Gary DeLong April 20, 2012 at 06:40 AM
Hello Mr. McClimans, Thank you for your email. You have hit the nail on the end for what should be our priorities - eliminate deficit spending, reduce the national debt, and reform our entitlement programs so they are sustainable for the future and don't go bankrupt. 1. Eliminate Deficit Spending - Currently the Federal government is deficit spending at a rate of $1.4 trillion this year. We are using our kids' money to pay our bills. Because the cost of the Federal government has doubled over the last 10 years (under both Republican and Democrat administrations), we must first reduce the cost of the Federal government. However, we won't be able to cut our entire way to a balanced budget, at least not without some very significant unintended consequences. Accordingly, we need to generate more revenue. Not by raising taxes, which will further harm our economy, but by government working in partnership with the private sector to grow businesses, generate jobs, and generate more tax revenues. 2. If we are successful with #1, we can begin paying down the national debt. 3. The current entitlement programs are unsustainable - they will go bankrupt in the future if changes are not made. We need to work together to protect the promises we've made, but reform the system so it will be economically viable for future generations.

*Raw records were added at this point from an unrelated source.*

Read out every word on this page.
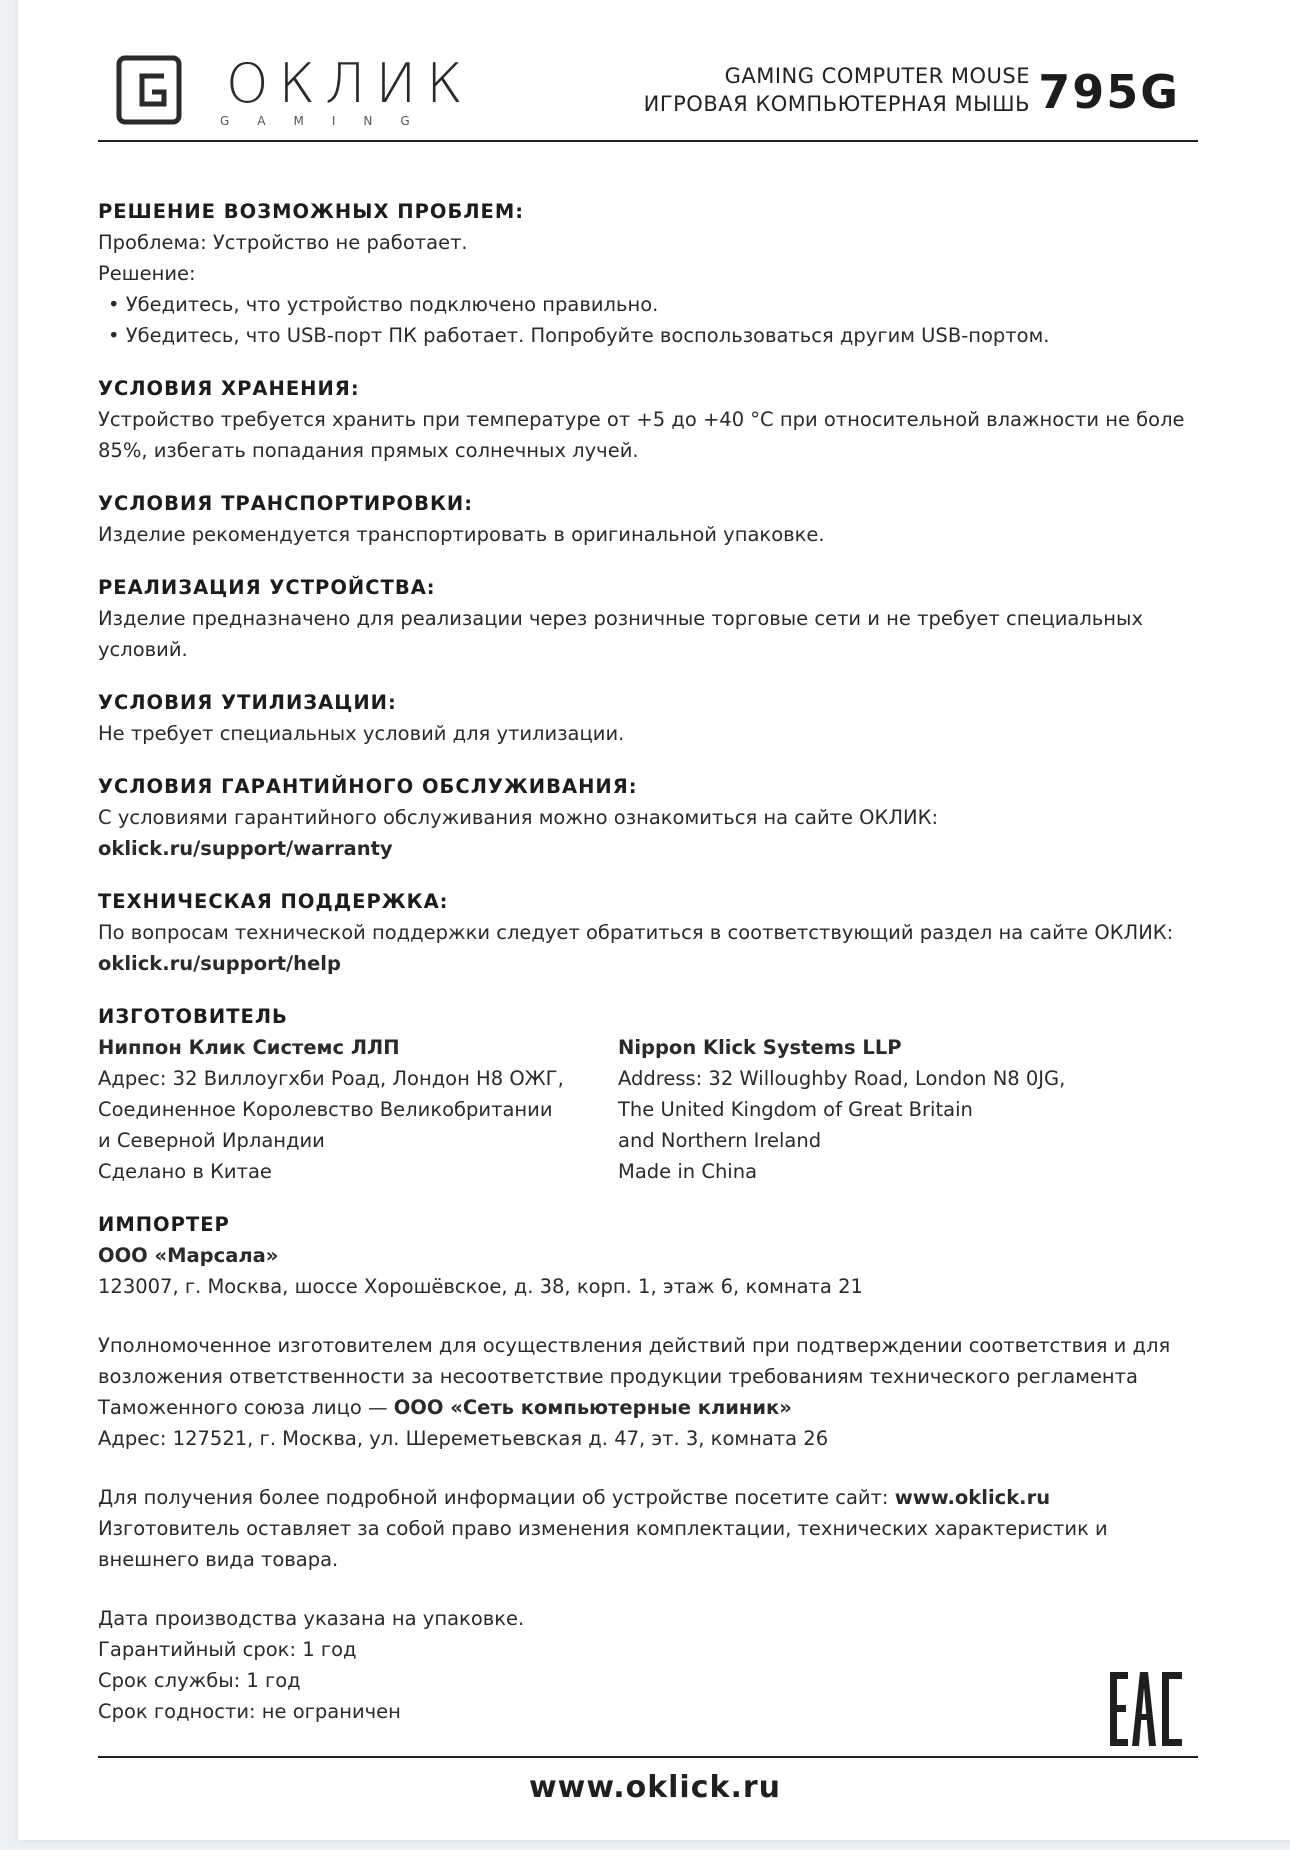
ОКЛИК
GAMING
GAMING COMPUTER MOUSE
ИГРОВАЯ КОМПЬЮТЕРНАЯ МЫШЬ 795G
РЕШЕНИЕ ВОЗМОЖНЫХ ПРОБЛЕМ:
Проблема: Устройство не работает.
Решение:
• Убедитесь, что устройство подключено правильно.
• Убедитесь, что USB-порт ПК работает. Попробуйте воспользоваться другим USB-портом.
УСЛОВИЯ ХРАНЕНИЯ:
Устройство требуется хранить при температуре от +5 до +40 °С при относительной влажности не боле
85%, избегать попадания прямых солнечных лучей.
УСЛОВИЯ ТРАНСПОРТИРОВКИ:
Изделие рекомендуется транспортировать в оригинальной упаковке.
РЕАЛИЗАЦИЯ УСТРОЙСТВА:
Изделие предназначено для реализации через розничные торговые сети и не требует специальных условий.
УСЛОВИЯ УТИЛИЗАЦИИ:
Не требует специальных условий для утилизации.
УСЛОВИЯ ГАРАНТИЙНОГО ОБСЛУЖИВАНИЯ:
С условиями гарантийного обслуживания можно ознакомиться на сайте ОКЛИК: oklick.ru/support/warranty
ТЕХНИЧЕСКАЯ ПОДДЕРЖКА:
По вопросам технической поддержки следует обратиться в соответствующий раздел на сайте ОКЛИК:
oklick.ru/support/help
ИЗГОТОВИТЕЛЬ
Ниппон Клик Системс ЛЛП
Адрес: 32 Виллоугхби Роад, Лондон Н8 ОЖГ,
Соединенное Королевство Великобритании
и Северной Ирландии
Сделано в Китае
Nippon Klick Systems LLP
Address: 32 Willoughby Road, London N8 0JG,
The United Kingdom of Great Britain
and Northern Ireland
Made in China
ИМПОРТЕР
ООО «Марсала»
123007, г. Москва, шоссе Хорошёвское, д. 38, корп. 1, этаж 6, комната 21
Уполномоченное изготовителем для осуществления действий при подтверждении соответствия и для
возложения ответственности за несоответствие продукции требованиям технического регламента
Таможенного союза лицо — ООО «Сеть компьютерные клиник»
Адрес: 127521, г. Москва, ул. Шереметьевская д. 47, эт. 3, комната 26
Для получения более подробной информации об устройстве посетите сайт: www.oklick.ru
Изготовитель оставляет за собой право изменения комплектации, технических характеристик и
внешнего вида товара.
Дата производства указана на упаковке.
Гарантийный срок: 1 год
Срок службы: 1 год
Срок годности: не ограничен
www.oklick.ru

Nancy Wride (Editor) April 20, 2012 at 07:29 AM
I don't know anyone who doesn't think the deficit is serious, but we have been paying for two wars and the bail out of American industries--big auto and banks. And plenty of economists think the stimulation package was not enough to help right the boat from a financial disaster. So what are specific examples of how you see "government working in partnership with the private sector to grow businesses, generate jobs and generate more tax revenues"? What is a good example of that in Long Beach and how would it be enough? And what entitlement programs are you talking about?